The name didn’t fit him. It sounded immature, soft, a squishy name, and Culpepper definitely was anything but squishy. He made no move to reassure her, as she clearly expected.
“Carrie is a student at Central Florida College,” he said to me. “Rick went to CFC for a year,” he said to Carrie.
“Really?” She couldn’t have been less interested. Her gaze—in fact, her entire being—was focused on Culpepper. She scooted closer to his legs, gripping his forearm hard. I had the impression that, if by some miracle the opportunity presented itself, she would have crawled inside his skin. I wondered if she knew he was married, then noted his wedding ring glittering on his finger. She knew, then, and it didn’t matter. My moral outrage gave way to pity, as it always does when confronted with the heartbreakingly innocent or the mentally unbalanced. Now I was in the presence of both.
“A long time ago,” I told Carrie. “Back then, students either had to live with their parents or on campus.” This was to discourage the very thing going on before my eyes: Central Florida College was a Methodist school and, like me, suffered from frequent moral outrage.
“Oh, it’s the same way now.”
Culpepper said, “The school doesn’t know she’s living here.”
“Billy and I met at Hooters,” she said, as if I had asked her where they met. “That’s where I work. My parents
hate
it that I work there.” She pulled at Culpepper’s arm urgently. “Which reminds me, the rent’s due tomorrow and I’m fifty bucks short.”

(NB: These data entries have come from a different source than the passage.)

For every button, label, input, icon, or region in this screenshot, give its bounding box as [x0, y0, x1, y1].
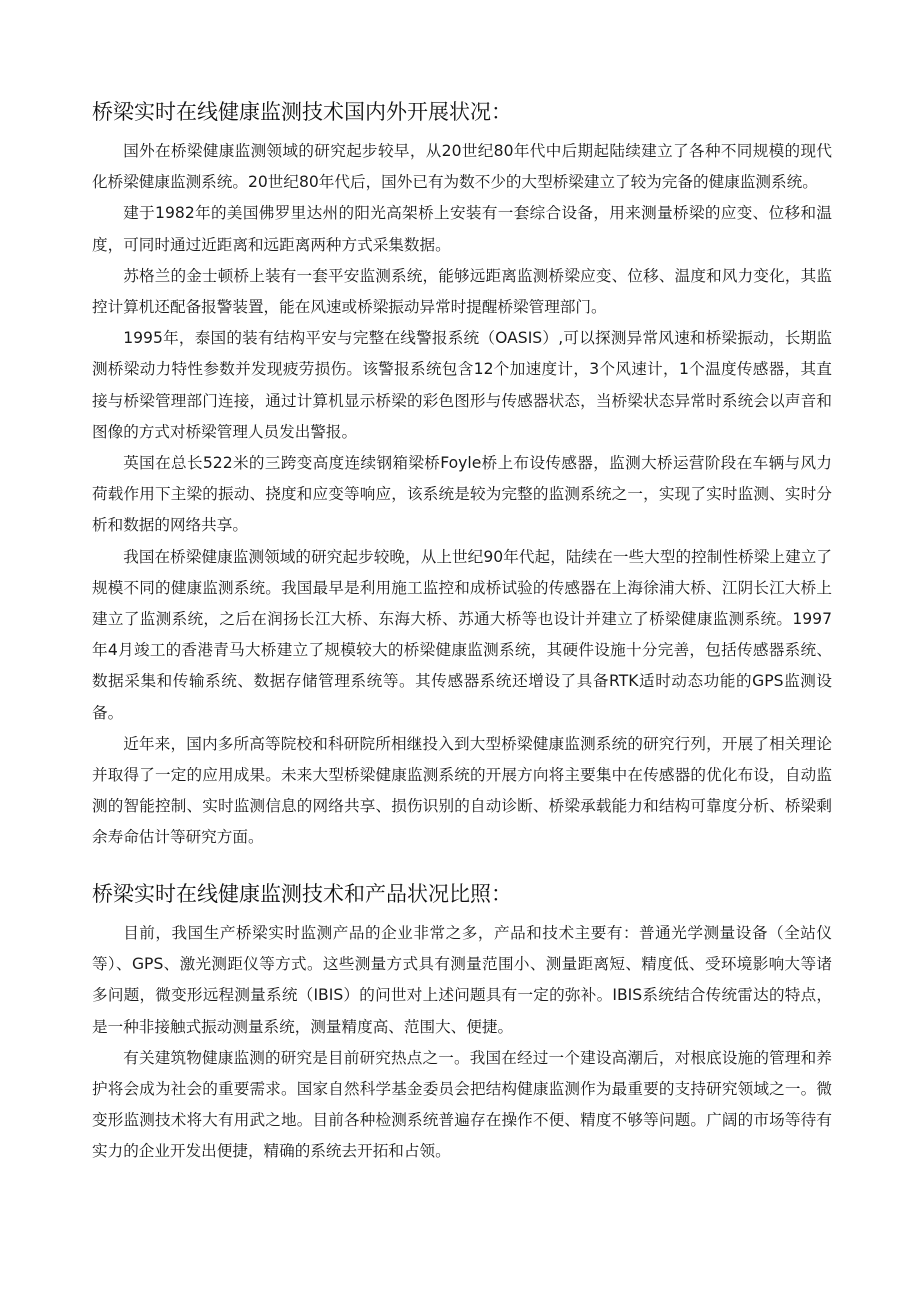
- paragraph: 有关建筑物健康监测的研究是目前研究热点之一。我国在经过一个建设高潮后，对根底设施的管理和养护将会成为社会的重要需求。国家自然科学基金委员会把结构健康监测作为最重要的支持研究领域之一。微变形监测技术将大有用武之地。目前各种检测系统普遍存在操作不便、精度不够等问题。广阔的市场等待有实力的企业开发出便捷，精确的系统去开拓和占领。: [92, 1048, 832, 1161]
- paragraph: 我国在桥梁健康监测领域的研究起步较晚，从上世纪90年代起，陆续在一些大型的控制性桥梁上建立了规模不同的健康监测系统。我国最早是利用施工监控和成桥试验的传感器在上海徐浦大桥、江阴长江大桥上建立了监测系统，之后在润扬长江大桥、东海大桥、苏通大桥等也设计并建立了桥梁健康监测系统。1997年4月竣工的香港青马大桥建立了规模较大的桥梁健康监测系统，其硬件设施十分完善，包括传感器系统、数据采集和传输系统、数据存储管理系统等。其传感器系统还增设了具备RTK适时动态功能的GPS监测设备。: [92, 547, 832, 722]
- paragraph: 国外在桥梁健康监测领域的研究起步较早，从20世纪80年代中后期起陆续建立了各种不同规模的现代化桥梁健康监测系统。20世纪80年代后，国外已有为数不少的大型桥梁建立了较为完备的健康监测系统。: [92, 142, 832, 192]
- paragraph: 建于1982年的美国佛罗里达州的阳光高架桥上安装有一套综合设备，用来测量桥梁的应变、位移和温度，可同时通过近距离和远距离两种方式采集数据。: [92, 204, 832, 254]
- paragraph: 1995年，泰国的装有结构平安与完整在线警报系统（OASIS）,可以探测异常风速和桥梁振动，长期监测桥梁动力特性参数并发现疲劳损伤。该警报系统包含12个加速度计，3个风速计，1个温度传感器，其直接与桥梁管理部门连接，通过计算机显示桥梁的彩色图形与传感器状态，当桥梁状态异常时系统会以声音和图像的方式对桥梁管理人员发出警报。: [92, 329, 832, 441]
- paragraph: 苏格兰的金士顿桥上装有一套平安监测系统，能够远距离监测桥梁应变、位移、温度和风力变化，其监控计算机还配备报警装置，能在风速或桥梁振动异常时提醒桥梁管理部门。: [92, 266, 832, 317]
- section-body-comparison: [92, 918, 832, 1168]
- paragraph: 英国在总长522米的三跨变高度连续钢箱梁桥Foyle桥上布设传感器，监测大桥运营阶段在车辆与风力荷载作用下主梁的振动、挠度和应变等响应，该系统是较为完整的监测系统之一，实现了实时监测、实时分析和数据的网络共享。: [92, 454, 832, 535]
- paragraph: 目前，我国生产桥梁实时监测产品的企业非常之多，产品和技术主要有：普通光学测量设备（全站仪等）、GPS、激光测距仪等方式。这些测量方式具有测量范围小、测量距离短、精度低、受环境影响大等诸多问题，微变形远程测量系统（IBIS）的问世对上述问题具有一定的弥补。IBIS系统结合传统雷达的特点，是一种非接触式振动测量系统，测量精度高、范围大、便捷。: [92, 924, 832, 1036]
- section-heading-comparison: 桥梁实时在线健康监测技术和产品状况比照：: [92, 882, 512, 906]
- section-heading-international: 桥梁实时在线健康监测技术国内外开展状况：: [92, 100, 512, 124]
- section-body-international: [92, 136, 832, 854]
- paragraph: 近年来，国内多所高等院校和科研院所相继投入到大型桥梁健康监测系统的研究行列，开展了相关理论并取得了一定的应用成果。未来大型桥梁健康监测系统的开展方向将主要集中在传感器的优化布设，自动监测的智能控制、实时监测信息的网络共享、损伤识别的自动诊断、桥梁承载能力和结构可靠度分析、桥梁剩余寿命估计等研究方面。: [92, 734, 832, 847]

Without a word, Culpepper freed himself from her clutches and pulled out his wallet. She folded the cash he handed her and tucked it down the front of her white T-shirt.
“Pay you back later,” she said, and kissed the tip of his nose. My stomach did a slow roll. Culpepper, who had to give the office weekly pregnancy updates (his wife and he had been trying for over a year), was this girl’s sugar daddy. Dear God, I wondered, why the hell did he bring me here? It was obvious this little visit was entirely for my benefit. Culpepper was sending me a message, but what was the message?
“So how long have you two been—?” I didn’t know the correct way to put it.